I never advocated martyrdom. But armed conflict by its very nature assumes a level of risk on the combatants. NATO does not have the stomach to fight for a truly independent Kosovo. (Half of NATO doesn't even recognize the rump state as it exists today. If NATO won't even send a couple infantry battalions to support a mandated mission in Afghanistan, will it send a couple battalions to battle on behalf of Kosovo? Though I may be wrong, I think not.)

"Europe" lacks the resolve of the Serbs + Russia in this. It's going to devolve in a messy little fight. There will be continued ethnic clensing of Serbs from Kosovo. The Russians + Serbs, neither of whom will ever recognize Kosovo's independence, will back up the Serbian claim to the province while rescuing the ethnic Serbs inside Kosovo. The European states with existing seperatist movements will turn a blind eye to the Russian/Serb actions so long as they are limited to protecting the ethnic Serbian minority. The rest of Europe that favors Kosovar independence will be riddled with indecision and rendered impotent by bureaucratic inaction and a general lack of will.

My point as far as the German's forfeiting Pommerania was that the forfeiture was a result of a feat of arms combined with ethnic cleansing. A feat of arms on Kosovo's behalf will not be successful. The ethnic cleansing of Serbs will probably not be successful.
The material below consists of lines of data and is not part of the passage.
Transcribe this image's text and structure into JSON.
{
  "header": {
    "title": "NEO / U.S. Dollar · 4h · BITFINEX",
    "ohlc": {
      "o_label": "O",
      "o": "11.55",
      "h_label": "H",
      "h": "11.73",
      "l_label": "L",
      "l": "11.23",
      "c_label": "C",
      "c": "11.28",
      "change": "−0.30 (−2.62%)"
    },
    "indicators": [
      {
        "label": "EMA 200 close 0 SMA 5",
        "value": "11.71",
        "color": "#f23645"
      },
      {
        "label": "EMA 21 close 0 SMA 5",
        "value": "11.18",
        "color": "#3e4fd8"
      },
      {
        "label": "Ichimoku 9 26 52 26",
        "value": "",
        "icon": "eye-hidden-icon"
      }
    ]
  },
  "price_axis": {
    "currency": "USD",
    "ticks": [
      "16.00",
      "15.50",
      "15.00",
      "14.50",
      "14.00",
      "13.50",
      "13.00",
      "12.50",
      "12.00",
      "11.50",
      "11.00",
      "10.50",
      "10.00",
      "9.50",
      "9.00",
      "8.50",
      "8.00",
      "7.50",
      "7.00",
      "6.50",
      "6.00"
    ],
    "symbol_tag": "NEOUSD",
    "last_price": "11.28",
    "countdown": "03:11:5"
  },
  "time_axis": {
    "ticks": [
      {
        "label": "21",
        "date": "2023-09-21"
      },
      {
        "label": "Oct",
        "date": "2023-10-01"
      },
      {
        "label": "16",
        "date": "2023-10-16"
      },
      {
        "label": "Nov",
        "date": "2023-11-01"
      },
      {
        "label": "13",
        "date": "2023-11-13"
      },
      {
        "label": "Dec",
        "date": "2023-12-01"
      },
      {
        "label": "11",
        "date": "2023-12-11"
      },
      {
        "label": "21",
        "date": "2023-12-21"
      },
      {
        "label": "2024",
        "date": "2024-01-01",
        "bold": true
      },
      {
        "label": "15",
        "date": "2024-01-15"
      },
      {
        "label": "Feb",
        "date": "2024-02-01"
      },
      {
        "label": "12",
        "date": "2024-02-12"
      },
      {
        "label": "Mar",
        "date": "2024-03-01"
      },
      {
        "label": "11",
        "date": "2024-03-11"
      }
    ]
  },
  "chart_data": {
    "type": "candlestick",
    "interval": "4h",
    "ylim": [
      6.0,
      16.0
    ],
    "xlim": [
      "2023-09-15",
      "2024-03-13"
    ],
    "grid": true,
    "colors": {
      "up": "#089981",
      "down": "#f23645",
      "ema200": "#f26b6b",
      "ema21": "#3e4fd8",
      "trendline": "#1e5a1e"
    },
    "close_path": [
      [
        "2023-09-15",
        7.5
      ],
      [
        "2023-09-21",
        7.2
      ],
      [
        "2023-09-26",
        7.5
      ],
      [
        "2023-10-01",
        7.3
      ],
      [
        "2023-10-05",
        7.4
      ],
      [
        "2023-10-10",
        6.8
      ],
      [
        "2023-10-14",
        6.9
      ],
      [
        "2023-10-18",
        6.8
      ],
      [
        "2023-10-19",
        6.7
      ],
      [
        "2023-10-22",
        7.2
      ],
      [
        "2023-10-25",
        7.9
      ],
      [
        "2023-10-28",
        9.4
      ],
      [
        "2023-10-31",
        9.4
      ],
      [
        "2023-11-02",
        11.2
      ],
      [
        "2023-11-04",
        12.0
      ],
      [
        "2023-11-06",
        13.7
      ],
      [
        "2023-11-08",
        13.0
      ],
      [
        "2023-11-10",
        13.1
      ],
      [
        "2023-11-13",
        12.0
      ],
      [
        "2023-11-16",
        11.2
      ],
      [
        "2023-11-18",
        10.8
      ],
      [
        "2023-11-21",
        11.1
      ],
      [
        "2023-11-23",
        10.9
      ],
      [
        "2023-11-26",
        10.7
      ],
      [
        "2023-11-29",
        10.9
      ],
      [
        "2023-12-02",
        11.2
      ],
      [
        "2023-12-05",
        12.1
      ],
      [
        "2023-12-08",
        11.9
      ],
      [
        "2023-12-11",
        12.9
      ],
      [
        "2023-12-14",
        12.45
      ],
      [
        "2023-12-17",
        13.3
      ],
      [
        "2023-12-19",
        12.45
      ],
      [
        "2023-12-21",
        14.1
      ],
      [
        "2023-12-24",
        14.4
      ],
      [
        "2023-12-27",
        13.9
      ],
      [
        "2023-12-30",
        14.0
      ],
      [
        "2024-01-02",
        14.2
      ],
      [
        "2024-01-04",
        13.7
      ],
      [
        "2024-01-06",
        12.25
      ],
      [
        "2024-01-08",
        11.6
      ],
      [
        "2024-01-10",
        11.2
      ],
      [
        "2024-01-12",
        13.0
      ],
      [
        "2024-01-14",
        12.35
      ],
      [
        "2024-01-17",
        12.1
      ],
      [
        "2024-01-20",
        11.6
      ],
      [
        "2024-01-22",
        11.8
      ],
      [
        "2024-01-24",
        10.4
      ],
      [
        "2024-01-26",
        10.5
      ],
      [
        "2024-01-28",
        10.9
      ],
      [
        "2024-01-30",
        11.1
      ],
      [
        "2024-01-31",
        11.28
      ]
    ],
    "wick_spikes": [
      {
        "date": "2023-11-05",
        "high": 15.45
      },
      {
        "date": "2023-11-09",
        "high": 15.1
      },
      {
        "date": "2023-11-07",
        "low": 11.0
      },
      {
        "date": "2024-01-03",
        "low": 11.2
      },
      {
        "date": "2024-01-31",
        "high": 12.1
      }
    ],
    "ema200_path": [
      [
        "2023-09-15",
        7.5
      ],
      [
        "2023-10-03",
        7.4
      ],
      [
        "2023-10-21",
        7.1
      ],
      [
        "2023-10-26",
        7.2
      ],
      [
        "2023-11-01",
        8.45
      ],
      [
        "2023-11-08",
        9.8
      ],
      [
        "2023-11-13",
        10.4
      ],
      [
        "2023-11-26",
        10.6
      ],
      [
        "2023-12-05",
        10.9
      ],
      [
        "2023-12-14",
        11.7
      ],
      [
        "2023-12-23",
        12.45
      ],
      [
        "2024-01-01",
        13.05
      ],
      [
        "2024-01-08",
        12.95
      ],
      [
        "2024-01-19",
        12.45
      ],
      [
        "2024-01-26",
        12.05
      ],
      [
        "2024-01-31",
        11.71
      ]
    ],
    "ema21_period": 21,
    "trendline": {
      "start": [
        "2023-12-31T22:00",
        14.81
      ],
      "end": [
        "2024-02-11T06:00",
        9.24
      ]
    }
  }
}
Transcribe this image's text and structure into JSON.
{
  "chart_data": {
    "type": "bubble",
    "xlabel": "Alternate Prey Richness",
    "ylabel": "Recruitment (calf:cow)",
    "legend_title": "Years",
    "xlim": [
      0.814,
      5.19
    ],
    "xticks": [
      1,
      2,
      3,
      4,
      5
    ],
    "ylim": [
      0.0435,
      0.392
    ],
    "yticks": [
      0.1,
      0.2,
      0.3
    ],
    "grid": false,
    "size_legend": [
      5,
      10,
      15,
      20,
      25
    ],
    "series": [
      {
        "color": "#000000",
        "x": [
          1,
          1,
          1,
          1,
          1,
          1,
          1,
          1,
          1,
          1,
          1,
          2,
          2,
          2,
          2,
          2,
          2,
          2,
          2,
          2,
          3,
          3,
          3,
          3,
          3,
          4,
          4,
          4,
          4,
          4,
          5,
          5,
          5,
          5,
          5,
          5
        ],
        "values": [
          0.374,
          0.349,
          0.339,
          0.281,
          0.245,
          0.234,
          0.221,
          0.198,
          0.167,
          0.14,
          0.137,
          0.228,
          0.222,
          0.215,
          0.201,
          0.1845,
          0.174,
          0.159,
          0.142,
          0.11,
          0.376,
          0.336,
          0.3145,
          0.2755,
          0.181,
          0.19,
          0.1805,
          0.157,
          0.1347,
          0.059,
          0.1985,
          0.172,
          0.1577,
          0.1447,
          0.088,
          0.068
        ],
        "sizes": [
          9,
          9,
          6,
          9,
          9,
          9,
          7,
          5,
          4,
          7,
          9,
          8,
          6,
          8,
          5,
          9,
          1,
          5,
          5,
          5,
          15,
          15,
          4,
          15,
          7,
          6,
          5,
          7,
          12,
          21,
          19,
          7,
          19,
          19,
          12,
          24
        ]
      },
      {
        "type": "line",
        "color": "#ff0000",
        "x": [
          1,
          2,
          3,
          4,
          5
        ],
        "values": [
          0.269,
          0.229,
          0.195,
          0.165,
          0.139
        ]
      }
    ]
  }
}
Ergo, I doubt that Serbia can ever be brought to recognize Kosovar independence.

Respectfully Submitted,
S E

Posted by: Smitten Eagle | Sunday, February 24, 2008

"Multiethnic states are inherently unstable, while countries can rule any number of lands. If your statement is true, then the grave is our only lasting peace."

Ok, my fault for indulging the urge toward sweeping rhetoric. The thing is, most of North and South America is comprised of multi-ethnic states. They can work IF they have a common bond (other than ethnicity, of course) to hold them together. In our case, the bond is a shared idea of how things should work; in Kosovo's or Israel/Palestine's case, the ultimate bond of a unitary state might be the mutual historical, spiritual and emotional ties to the same land. But until they look for that non-ethnic bond, whatever it turns out to be, things will be messy.

Posted by: Michael | Monday, February 25, 2008

"In our case, the bond is a shared idea of how things should work"

Strongly disagree, at least outside of the power elite. The majority of Americans want a technocracy, and doubtless have for some time. Their support for the Constitution is shallow: an idea that it's good as long as politics doesn't enter into the picture (in other words, as long as it isn't used to govern a democracy).